Older Aussies drive refinance wave as RBA mulls fresh hike

Refinancing surges, non‑banks gain ground in tightening cycle

Older Aussies drive refinance wave as RBA mulls fresh hike

News

By Mina Martin

Australian mortgage brokers could be in for a busy few weeks if the Reserve Bank (RBA) follows through on expectations of a cash rate hike at its first meeting of the year, with new Equifax data pointing to rising refinancing demand even before any move.

Equifax executive general manager Moses Samaha (pictured) says past tightening cycles suggest borrowers may react quickly if rates lift again. Samaha suggested that should RBA choose to increase rates today, “we could see a short burst in refinance activity, similar to the immediate reaction seen at the start of the 2022 tightening cycle.”

What happened last time rates started rising

“In 2022, the reaction to the first rate hike was immediate,” Samaha said. “As soon as rates rose in May 2022, refinance volumes lifted 25% compared to the previous month (April 2022). Mortgage holders moved quickly to secure rates before further increases, and that activity stayed roughly 15% above the April 2022 baseline for the following six months.”
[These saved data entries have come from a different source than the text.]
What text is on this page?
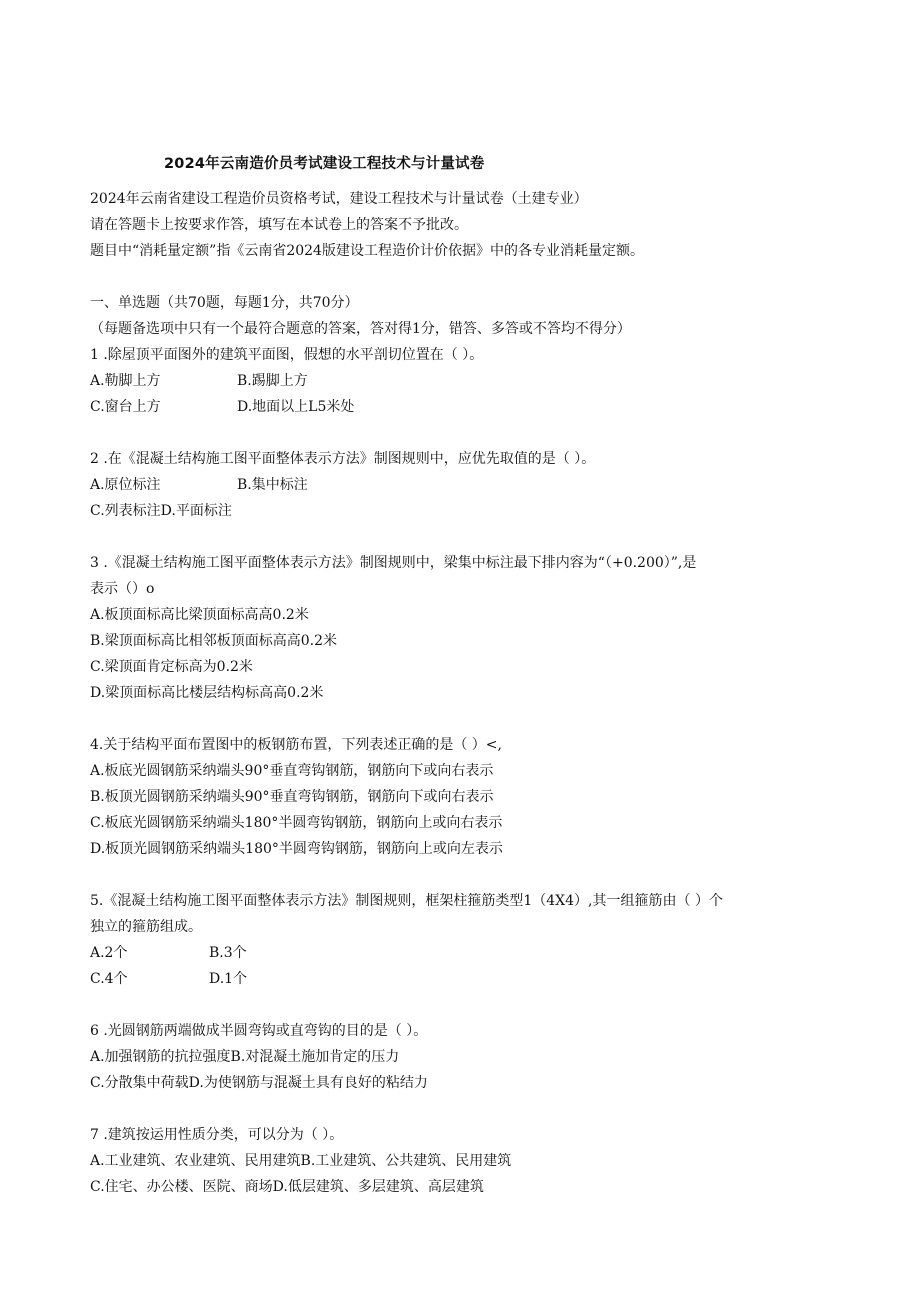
2024年云南造价员考试建设工程技术与计量试卷
2024年云南省建设工程造价员资格考试，建设工程技术与计量试卷（土建专业）
请在答题卡上按要求作答，填写在本试卷上的答案不予批改。
题目中“消耗量定额”指《云南省2024版建设工程造价计价依据》中的各专业消耗量定额。
一、单选题（共70题，每题1分，共70分）
（每题备选项中只有一个最符合题意的答案，答对得1分，错答、多答或不答均不得分）
1 .除屋顶平面图外的建筑平面图，假想的水平剖切位置在（ ）。
A.勒脚上方	B.踢脚上方
C.窗台上方	D.地面以上L5米处
2 .在《混凝土结构施工图平面整体表示方法》制图规则中，应优先取值的是（ ）。
A.原位标注	B.集中标注
C.列表标注D.平面标注
3 .《混凝土结构施工图平面整体表示方法》制图规则中，梁集中标注最下排内容为“（+0.200）”,是
表示（）o
A.板顶面标高比梁顶面标高高0.2米
B.梁顶面标高比相邻板顶面标高高0.2米
C.梁顶面肯定标高为0.2米
D.梁顶面标高比楼层结构标高高0.2米
4.关于结构平面布置图中的板钢筋布置，下列表述正确的是（ ）<,
A.板底光圆钢筋采纳端头90°垂直弯钩钢筋，钢筋向下或向右表示
B.板顶光圆钢筋采纳端头90°垂直弯钩钢筋，钢筋向下或向右表示
C.板底光圆钢筋采纳端头180°半圆弯钩钢筋，钢筋向上或向右表示
D.板顶光圆钢筋采纳端头180°半圆弯钩钢筋，钢筋向上或向左表示
5.《混凝土结构施工图平面整体表示方法》制图规则，框架柱箍筋类型1（4X4）,其一组箍筋由（ ）个
独立的箍筋组成。
A.2个	B.3个
C.4个	D.1个
6 .光圆钢筋两端做成半圆弯钩或直弯钩的目的是（ ）。
A.加强钢筋的抗拉强度B.对混凝土施加肯定的压力
C.分散集中荷载D.为使钢筋与混凝土具有良好的粘结力
7 .建筑按运用性质分类，可以分为（ ）。
A.工业建筑、农业建筑、民用建筑B.工业建筑、公共建筑、民用建筑
C.住宅、办公楼、医院、商场D.低层建筑、多层建筑、高层建筑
Equifax analysis shows the groundwork is already being laid for another wave. Refinancing enquiries climbed 9.6% in Q4 2025 compared to Q4 2024, while first-home buyer mortgage enquiries rose 11.2% over the same period.

Gen X, pre‑retirees, and non‑banks lead the charge

When it comes to who is driving the activity, homeowners aged 46+ led refinancing enquiry growth in Q4 2025 with a 12% year‑on‑year increase – the first time since 2023 this cohort has topped the table. Borrowers aged 35–46 were close behind with an 11.1% YoY rise, while 26–35 year olds recorded a 5.4% increase.

“We’re seeing refinancing demand being driven by older demographics as mortgages stretch further into later life,” Samaha said. “As Australians are taking longer to enter the market, and as mortgage sizes are growing, mortgage debt can’t be considered just a young family’s burden –Gen X and pre-retirees are still actively refinancing.”

Large non‑bank lenders posted the strongest refinancing enquiry growth in Q4 2025, up 34% year‑on‑year, ahead of Tier-2 banks (13%), Big Four subsidiaries (7.7%) and the majors themselves (3.9%).

For brokers, the Equifax numbers suggest it’s worth segmenting client books now – especially older borrowers on larger balances – so you’re ready with repricing or refinance options if another RBA move sparks a fresh wave of rate‑sensitive enquiry.